以上の結果、エンタープライズ・ソリューションの当第3四半期連結累計期間の売上高は、538,836千円となりました。
[保守サポート・サービス]
通信システム・ソリューションで培ったパートナーシップの強化により、通信事業者及びエンタープライズ向けに全国24時間・365日対応の保守サポート業務を提供。
・保守契約の更新及び新規案件については子会社の保守案件も加わり堅調に積み上がり、計画通りに売上が推移。
・保守サービス・メニューの充実・強化とともに、引き続きコストの効率化・機能追加を推進。

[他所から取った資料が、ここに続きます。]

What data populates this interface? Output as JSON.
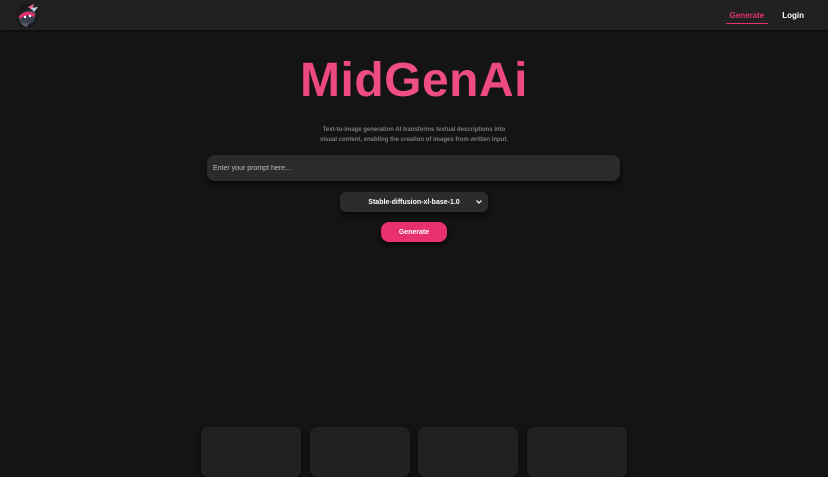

以上の結果、保守サポート・サービスの当第3四半期連結累計期間の売上高は、720,319千円となりました。
(*1)VoISplus(ヴォイスプラス)
「VoISplus」は、複数のボイスロガーから通話録音データを収集・蓄積・再生する統合「ボイスストレージ」ソフトウェアソリューションです。ボイスロガー装置には「LA-6000」及び「LA-5000」に対応しており、単一の拠点の通話録音だけでなく、複数拠点の通話録音にも対応しております。
(*2)LA-6000
「LA-6000」は、小規模から大規模ネットワークまで対応可能な、ソフトウェアベースのIP-PBX対応ボイスロガー製品です。「LA-6000」はソフトウェアソリューションですが、お客様のニーズに合わせて①小型ファンレスPC、②産業用デスクトップPC、③産業用ラックマウントPC、④IAサーバーの形態でも提供されます。従来からのアプライアンス製品では、長期保存が前提の通話録音データをPCやサーバーの保守期間によりリプレースしなければならない事がありましたが、「LA-6000」では筐体を変更することにより、システムを継続してご利用いただくことが可能となっております。さらに、「VoISplus」と連携し、録音データの一元管理を実現しております。

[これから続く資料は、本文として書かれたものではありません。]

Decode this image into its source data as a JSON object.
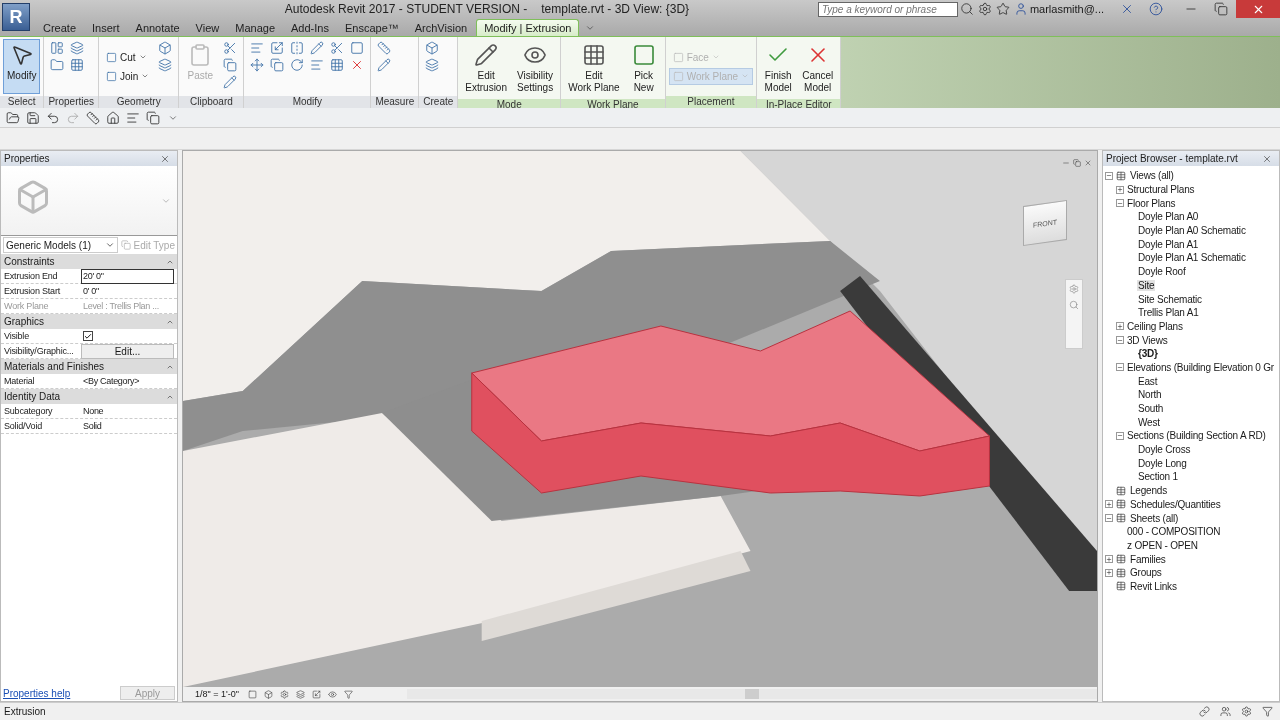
{
  "app_button": "R",
  "window": {
    "app_title": "Autodesk Revit 2017 - STUDENT VERSION -",
    "doc_title": "template.rvt - 3D View: {3D}"
  },
  "search": {
    "placeholder": "Type a keyword or phrase"
  },
  "user": "marlasmith@...",
  "tabs": [
    {
      "label": "Create",
      "selected": false
    },
    {
      "label": "Insert",
      "selected": false
    },
    {
      "label": "Annotate",
      "selected": false
    },
    {
      "label": "View",
      "selected": false
    },
    {
      "label": "Manage",
      "selected": false
    },
    {
      "label": "Add-Ins",
      "selected": false
    },
    {
      "label": "Enscape™",
      "selected": false
    },
    {
      "label": "ArchVision",
      "selected": false
    },
    {
      "label": "Modify | Extrusion",
      "selected": true
    }
  ],
  "ribbon": {
    "panels": [
      {
        "kind": "select",
        "label": "Select",
        "contextual": false,
        "buttons": [
          {
            "lines": [
              "Modify"
            ],
            "kind": "large",
            "disabled": false,
            "selected": true
          }
        ]
      },
      {
        "kind": "properties",
        "label": "Properties",
        "contextual": false
      },
      {
        "kind": "geometry",
        "label": "Geometry",
        "contextual": false,
        "buttons": [
          {
            "lines": [
              "Cut"
            ],
            "kind": "small",
            "disabled": false,
            "selected": false
          },
          {
            "lines": [
              "Join"
            ],
            "kind": "small",
            "disabled": false,
            "selected": false
          }
        ]
      },
      {
        "kind": "clipboard",
        "label": "Clipboard",
        "contextual": false,
        "buttons": [
          {
            "lines": [
              "Paste"
            ],
            "kind": "large",
            "disabled": true,
            "selected": false
          }
        ]
      },
      {
        "kind": "modify",
        "label": "Modify",
        "contextual": false
      },
      {
        "kind": "measure",
        "label": "Measure",
        "contextual": false
      },
      {
        "kind": "create",
        "label": "Create",
        "contextual": false
      },
      {
        "kind": "mode",
        "label": "Mode",
        "contextual": true,
        "buttons": [
          {
            "lines": [
              "Edit",
              "Extrusion"
            ],
            "kind": "large",
            "disabled": false,
            "selected": false
          },
          {
            "lines": [
              "Visibility",
              "Settings"
            ],
            "kind": "large",
            "disabled": false,
            "selected": false
          }
        ]
      },
      {
        "kind": "workplane",
        "label": "Work Plane",
        "contextual": true,
        "buttons": [
          {
            "lines": [
              "Edit",
              "Work Plane"
            ],
            "kind": "large",
            "disabled": false,
            "selected": false
          },
          {
            "lines": [
              "Pick",
              "New"
            ],
            "kind": "large",
            "disabled": false,
            "selected": false
          }
        ]
      },
      {
        "kind": "placement",
        "label": "Placement",
        "contextual": true,
        "buttons": [
          {
            "lines": [
              "Face"
            ],
            "kind": "small",
            "disabled": true,
            "selected": false
          },
          {
            "lines": [
              "Work Plane"
            ],
            "kind": "small",
            "disabled": true,
            "selected": true
          }
        ]
      },
      {
        "kind": "inplace",
        "label": "In-Place Editor",
        "contextual": true,
        "buttons": [
          {
            "lines": [
              "Finish",
              "Model"
            ],
            "kind": "large",
            "disabled": false,
            "selected": false
          },
          {
            "lines": [
              "Cancel",
              "Model"
            ],
            "kind": "large",
            "disabled": false,
            "selected": false
          }
        ]
      }
    ]
  },
  "properties": {
    "title": "Properties",
    "type_selector": "Generic Models (1)",
    "edit_type": {
      "label": "Edit Type",
      "disabled": true
    },
    "groups": [
      {
        "label": "Constraints",
        "rows": [
          {
            "name": "Extrusion End",
            "kind": "input",
            "value": "20'  0\"",
            "disabled": false
          },
          {
            "name": "Extrusion Start",
            "kind": "text",
            "value": "0'  0\"",
            "disabled": false
          },
          {
            "name": "Work Plane",
            "kind": "text",
            "value": "Level : Trellis Plan ...",
            "disabled": true
          }
        ]
      },
      {
        "label": "Graphics",
        "rows": [
          {
            "name": "Visible",
            "kind": "checkbox",
            "checked": true,
            "disabled": false
          },
          {
            "name": "Visibility/Graphic...",
            "kind": "button",
            "value": "Edit...",
            "disabled": false
          }
        ]
      },
      {
        "label": "Materials and Finishes",
        "rows": [
          {
            "name": "Material",
            "kind": "text",
            "value": "<By Category>",
            "disabled": false
          }
        ]
      },
      {
        "label": "Identity Data",
        "rows": [
          {
            "name": "Subcategory",
            "kind": "text",
            "value": "None",
            "disabled": false
          },
          {
            "name": "Solid/Void",
            "kind": "text",
            "value": "Solid",
            "disabled": false
          }
        ]
      }
    ],
    "help_link": "Properties help",
    "apply": {
      "label": "Apply",
      "disabled": true
    }
  },
  "view": {
    "cube_face": "FRONT",
    "scale": "1/8\" = 1'-0\""
  },
  "browser": {
    "title": "Project Browser - template.rvt",
    "tree": [
      {
        "label": "Views (all)",
        "expanded": true,
        "selected": false,
        "current": false,
        "children": [
          {
            "label": "Structural Plans",
            "expanded": false,
            "selected": false,
            "current": false
          },
          {
            "label": "Floor Plans",
            "expanded": true,
            "selected": false,
            "current": false,
            "children": [
              {
                "label": "Doyle Plan A0",
                "selected": false,
                "current": false
              },
              {
                "label": "Doyle Plan A0 Schematic",
                "selected": false,
                "current": false
              },
              {
                "label": "Doyle Plan A1",
                "selected": false,
                "current": false
              },
              {
                "label": "Doyle Plan A1 Schematic",
                "selected": false,
                "current": false
              },
              {
                "label": "Doyle Roof",
                "selected": false,
                "current": false
              },
              {
                "label": "Site",
                "selected": true,
                "current": false
              },
              {
                "label": "Site Schematic",
                "selected": false,
                "current": false
              },
              {
                "label": "Trellis Plan A1",
                "selected": false,
                "current": false
              }
            ]
          },
          {
            "label": "Ceiling Plans",
            "expanded": false,
            "selected": false,
            "current": false
          },
          {
            "label": "3D Views",
            "expanded": true,
            "selected": false,
            "current": false,
            "children": [
              {
                "label": "{3D}",
                "selected": false,
                "current": true
              }
            ]
          },
          {
            "label": "Elevations (Building Elevation 0 Gr",
            "expanded": true,
            "selected": false,
            "current": false,
            "children": [
              {
                "label": "East",
                "selected": false,
                "current": false
              },
              {
                "label": "North",
                "selected": false,
                "current": false
              },
              {
                "label": "South",
                "selected": false,
                "current": false
              },
              {
                "label": "West",
                "selected": false,
                "current": false
              }
            ]
          },
          {
            "label": "Sections (Building Section A RD)",
            "expanded": true,
            "selected": false,
            "current": false,
            "children": [
              {
                "label": "Doyle Cross",
                "selected": false,
                "current": false
              },
              {
                "label": "Doyle Long",
                "selected": false,
                "current": false
              },
              {
                "label": "Section 1",
                "selected": false,
                "current": false
              }
            ]
          }
        ]
      },
      {
        "label": "Legends",
        "selected": false,
        "current": false
      },
      {
        "label": "Schedules/Quantities",
        "expanded": false,
        "selected": false,
        "current": false
      },
      {
        "label": "Sheets (all)",
        "expanded": true,
        "selected": false,
        "current": false,
        "children": [
          {
            "label": "000 - COMPOSITION",
            "selected": false,
            "current": false
          },
          {
            "label": "z OPEN - OPEN",
            "selected": false,
            "current": false
          }
        ]
      },
      {
        "label": "Families",
        "expanded": false,
        "selected": false,
        "current": false
      },
      {
        "label": "Groups",
        "expanded": false,
        "selected": false,
        "current": false
      },
      {
        "label": "Revit Links",
        "selected": false,
        "current": false
      }
    ]
  },
  "status_bar": {
    "text": "Extrusion"
  }
}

(*3)ソフトウェアSBC(セッション・ボーダー・コントローラー)
SBCはIP電話システムで利用されるゲートウェイ装置で、異装置間でのSIP信号の差分吸収やインターネット上でのセキュリティ確保等、SIPを利用したサービス提供時の課題を解決する装置です。当社グループのソフトウェアSBCは、SBCの機能を汎用サーバー上で提供するソフトウェア製品でありながら、他社アプライアンス製品と同等のパフォーマンスを実現しています。
②財政状態の状況
資産、負債、純資産の状況
(資産)
当第3四半期連結会計期間末における総資産は、2,731,618千円となり、前連結会計年度と比べ381,408千円の減少となりました。増加の主な要因は、仕掛品が68,743千円、原材料及び貯蔵品が18,497千円、流動資産「その他」に含まれる前渡金が61,393千円、ソフトウエア資産が133,974千円(新規開発及び取得等により375,280千円増加、減価償却により241,305千円減少)、投資その他の資産「その他」に含まれる繰延税金資産(固定)が56,158千円増加したことによるものであり、減少の主な要因は、前連結会計年度末に計上された売上債権等の回収により売掛金が693,546千円、のれんが23,325千円減少したことによるものであります。
(負債)
当第3四半期連結会計期間末における負債の総額は、1,502,650千円となり、前連結会計年度と比べ7,892千円の増加となりました。増加の主な要因は、買掛金が25,196千円、長期借入金及び一年内返済予定の長期借入金が40,094千円増加したことによるものであり、減少の要因は、未払法人税等が54,615千円減少したことによるものであります。
(純資産)
純資産は1,228,968千円となり、前連結会計年度と比べ389,300千円の減少となりました。増加の要因は、新株予約権の行使により資本金及び資本剰余金が19,157千円それぞれ増加したことによるものであり、減少の要因は親会社株主に帰属する四半期純損失の計上等により利益剰余金が424,183千円減少したことによるものであります。
(2)経営方針・経営戦略等
当第3四半期連結累計期間において、当社グループが定めている経営方針・経営戦略等について重要な変更はありません。
(3)事業上及び財務上の対処すべき課題
当第3四半期連結累計期間において、当社グループが対処すべき課題に重要な変更及び新たに生じた課題はありません。
(4)研究開発活動
当第3四半期連結累計期間における研究開発費の総額は、56,218千円であります。なお、当第3四半期累計期間において、当社グループの研究開発活動に重要な変更はありません。
(5)従業員数
当第3四半期連結累計期間において、当社グループの従業員の著しい増減はありません。
(6)生産、受注及び販売の実績
当社グループは、通信技術に関するソリューション提供を事業とする単一セグメントであるため、セグメント情報の記載を省略しております。
① 生産実績
当社グループは、ソフトウェアの開発・販売を主たる事業としており、生産という概念は薄く、かつ受注形態が多岐にわたり生産実績の把握が困難であるため、生産実績の記載を省略しております。
② 受注状況、販売実績
当第3四半期連結累計期間
(自 平成30年4月1日
至 平成30年12月31日)
前年同四半期比(%)
受注高(千円)1,617,685-
受注残高(千円)877,683-
販売実績(千円)1,672,091-

(注)1 上記の金額には消費税等は含まれておりません。
2 当社グループは、前第4四半期連結会計期間より、連結財務諸表を作成しているため前年同期との比較はし
ておりません。
(7)主要な設備
当第3四半期連結累計期間において、主要な設備の著しい増減はありません。